Typically, reverse mortgage loans must be paid off, either when you move or when you die. However, the loan may have to be paid off sooner if the home is no longer your primary residence, you stop paying property taxes or insurance, or you don’t keep it in good condition.
Upon the death of the borrower and eligible non-borrowing spouse, the loan is due and must be repaid. The heirs will have 30 days after receiving a “due and payable notice” or notice of maturity and payment obligation from the lender, to buy, sell, or deliver the home to the lender to pay off the debt.
However, this period may possibly be extended for up to one year, so that the heirs can sell the home, or obtain financing to buy it. Your heirs can consult a HUD-approved housing counseling agency or attorney to find out more information.

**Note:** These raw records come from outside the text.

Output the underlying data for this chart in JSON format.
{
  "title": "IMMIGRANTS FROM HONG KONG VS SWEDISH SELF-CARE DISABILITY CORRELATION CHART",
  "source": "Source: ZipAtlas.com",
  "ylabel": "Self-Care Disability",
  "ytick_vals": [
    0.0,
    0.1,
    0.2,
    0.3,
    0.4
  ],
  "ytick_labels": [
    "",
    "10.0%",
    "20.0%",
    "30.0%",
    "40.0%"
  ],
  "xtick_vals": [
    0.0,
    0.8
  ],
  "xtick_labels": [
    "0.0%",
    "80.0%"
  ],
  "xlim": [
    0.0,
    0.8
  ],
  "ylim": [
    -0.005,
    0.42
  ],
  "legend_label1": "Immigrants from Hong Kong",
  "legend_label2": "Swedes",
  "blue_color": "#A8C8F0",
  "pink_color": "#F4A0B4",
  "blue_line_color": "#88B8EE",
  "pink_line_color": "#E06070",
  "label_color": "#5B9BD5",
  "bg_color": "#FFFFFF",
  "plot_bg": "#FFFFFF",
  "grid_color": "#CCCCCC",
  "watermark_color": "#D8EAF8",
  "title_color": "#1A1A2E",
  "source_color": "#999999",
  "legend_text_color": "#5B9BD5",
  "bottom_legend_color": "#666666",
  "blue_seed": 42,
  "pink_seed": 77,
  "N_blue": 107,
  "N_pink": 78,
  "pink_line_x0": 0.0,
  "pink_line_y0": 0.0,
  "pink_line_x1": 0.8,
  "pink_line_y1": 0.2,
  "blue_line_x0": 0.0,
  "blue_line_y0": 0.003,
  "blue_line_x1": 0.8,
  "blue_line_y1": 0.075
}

If the borrower is out of the home for more than 12 consecutive months, in a health care facility, such as a hospital, nursing home, or assisted living facility, and there is no co-borrower living in the home, whoever is in the home you will have to move, unless you can repay the loan, or qualify as an eligible non-borrowing spouse.
The term “Eligible Non-Borrowing Spouse” or Eligible Non-Borrowing Spouse, is used when a person is not a co-borrower in the mortgage, but meets the requirements required by the regulations of the Department of Housing and Urban Development (HUD, for its acronym in English). ), to stay in the home after you die.